I doubt very much whether there were any drinking glasses in the time of Solomon; it is a very recent invention; all antiquity drank from cups of wood or metal; and this single passage perhaps indicates that this Jewish collection was composed in Alexandria, as well as most of the other Jewish books.

The Book of Ecclesiastes, which is attributed to Solomon, is in quite a different order and taste. He who speaks in this work seems not to be deceived by visions of grandeur, to be tired of pleasures, and disgusted with science. We have taken him for an Epicurean who repeats on each page, that the just and unjust are subject to the same accidents; that man is nothing more than the beast which perishes; that it is better not to be born than to exist; that there is no other life; and that there is nothing more good and reasonable than to enjoy the fruit of our labors with a woman whom we love.

It might happen that Solomon held such discourse with some of his wives; and it is pretended that these are objections which he made; but these maxims, which have a libertine air, do not at all resemble objections; and it is a joke to profess to understand in an author the exact contrary of that which he says.

We believe that we read the sentiments of a materialist, at once sensual and disgusted, who appears to have put an edifying word or two on God in the last verse, to diminish the scandal which such a book must necessarily create. As to the rest, several fathers say that Solomon did penance; so that we can pardon him.

Critics have difficulty in persuading themselves that this book can be by Solomon; and Grotius pretends that it was written under Zerubbabel.
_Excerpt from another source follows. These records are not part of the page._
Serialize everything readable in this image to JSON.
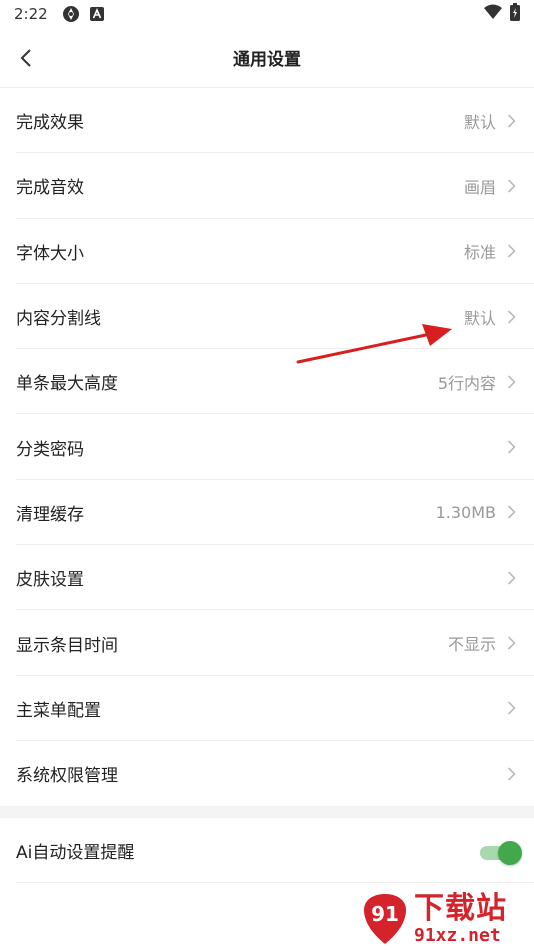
{
  "status_bar": {
    "time": "2:22",
    "icons": [
      "sync-icon",
      "a-badge-icon",
      "wifi-icon",
      "battery-charging-icon"
    ]
  },
  "header": {
    "title": "通用设置",
    "back_icon": "chevron-left-icon"
  },
  "settings": [
    {
      "label": "完成效果",
      "value": "默认"
    },
    {
      "label": "完成音效",
      "value": "画眉"
    },
    {
      "label": "字体大小",
      "value": "标准"
    },
    {
      "label": "内容分割线",
      "value": "默认"
    },
    {
      "label": "单条最大高度",
      "value": "5行内容"
    },
    {
      "label": "分类密码",
      "value": ""
    },
    {
      "label": "清理缓存",
      "value": "1.30MB"
    },
    {
      "label": "皮肤设置",
      "value": ""
    },
    {
      "label": "显示条目时间",
      "value": "不显示"
    },
    {
      "label": "主菜单配置",
      "value": ""
    },
    {
      "label": "系统权限管理",
      "value": ""
    }
  ],
  "toggle_setting": {
    "label": "Ai自动设置提醒",
    "enabled": true
  },
  "colors": {
    "accent_green": "#43a84c",
    "annotation_red": "#d81e1e",
    "watermark_red": "#d4232b"
  },
  "watermark": {
    "logo_text": "91",
    "title": "下载站",
    "url": "91xz.net"
  }
}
It is not natural for Solomon to say: "Woe to thee, O land, when thy king is a child!" The Jews had not then such kings.

It is not natural for him to say: "I observe the face of the king." It is much more likely, that the author spoke of Solomon, and that by this alienation of mind, which we discover in so many rabbins, he has often forgotten, in the course of the book, that it was a king whom he caused to speak.
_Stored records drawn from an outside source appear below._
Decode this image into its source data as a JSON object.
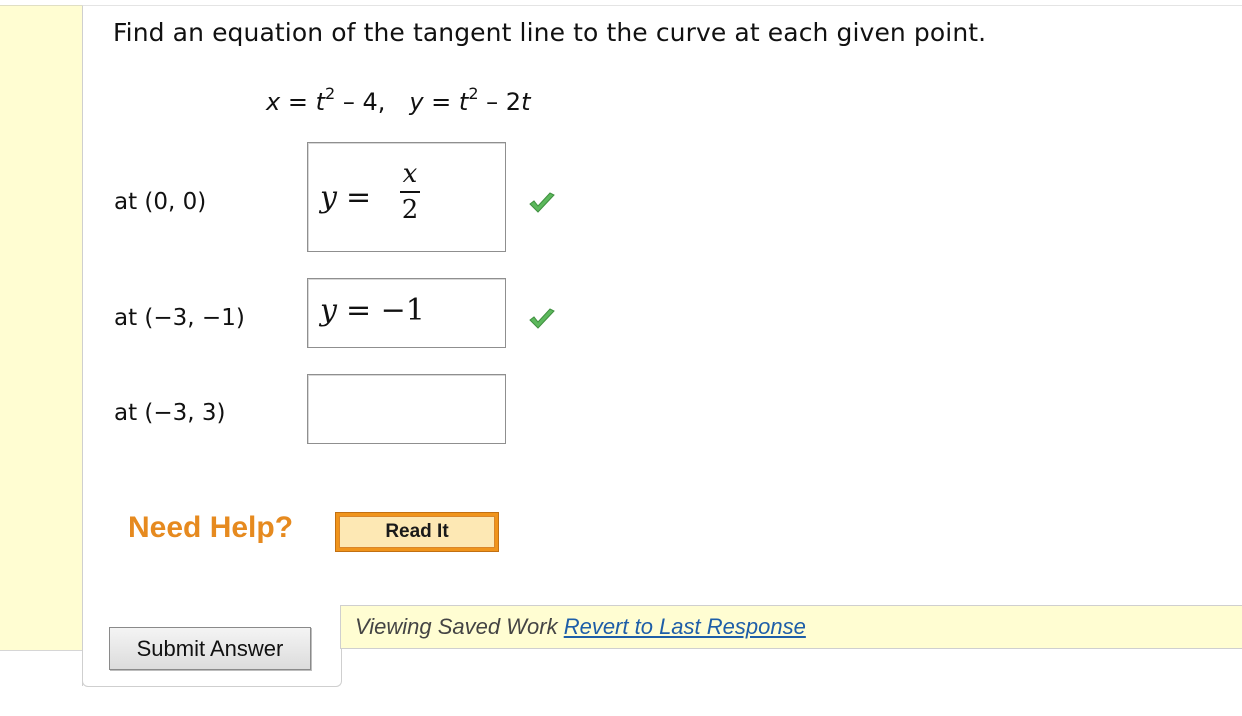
{
  "question": {
    "prompt": "Find an equation of the tangent line to the curve at each given point."
  },
  "equation": {
    "x_var": "x",
    "x_eq": " = ",
    "x_base": "t",
    "x_exp": "2",
    "x_rest": " – 4,",
    "y_var": "y",
    "y_eq": " = ",
    "y_base": "t",
    "y_exp": "2",
    "y_rest": " – 2",
    "y_tail_var": "t"
  },
  "parts": [
    {
      "label": "at (0, 0)",
      "answer_lhs": "y",
      "answer_eq": "=",
      "answer_num": "x",
      "answer_den": "2",
      "status": "correct"
    },
    {
      "label": "at (−3, −1)",
      "answer_lhs": "y",
      "answer_rhs": "= −1",
      "status": "correct"
    },
    {
      "label": "at (−3, 3)",
      "answer_value": "",
      "status": "empty"
    }
  ],
  "help": {
    "need_help_label": "Need Help?",
    "read_it_label": "Read It"
  },
  "saved_work": {
    "status_text": "Viewing Saved Work ",
    "revert_link": "Revert to Last Response"
  },
  "submit": {
    "label": "Submit Answer"
  },
  "colors": {
    "check_green": "#5cb85c",
    "help_orange": "#e68a1f",
    "saved_bg": "#fffdd2",
    "link_blue": "#1e5ea8"
  },
  "icons": {
    "correct": "checkmark-icon"
  }
}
What appears surprising to them is that this work has been consecrated among the canonical books. If the canon of the Bible were to be established now, say they, perhaps the Book of Ecclesiastes might not be inserted; but it was inserted at a time when books were very rare, and more admired than read. All that can be done now is to palliate the Epicureanism which prevails in this work. The Book of Ecclesiastes has been treated like many other things which disgust in a particular manner. Being established in times of ignorance, we are forced, to the scandal of reason, to maintain them in wiser times, and to disguise the horror or absurdity of them by allegories. These critics are too bold.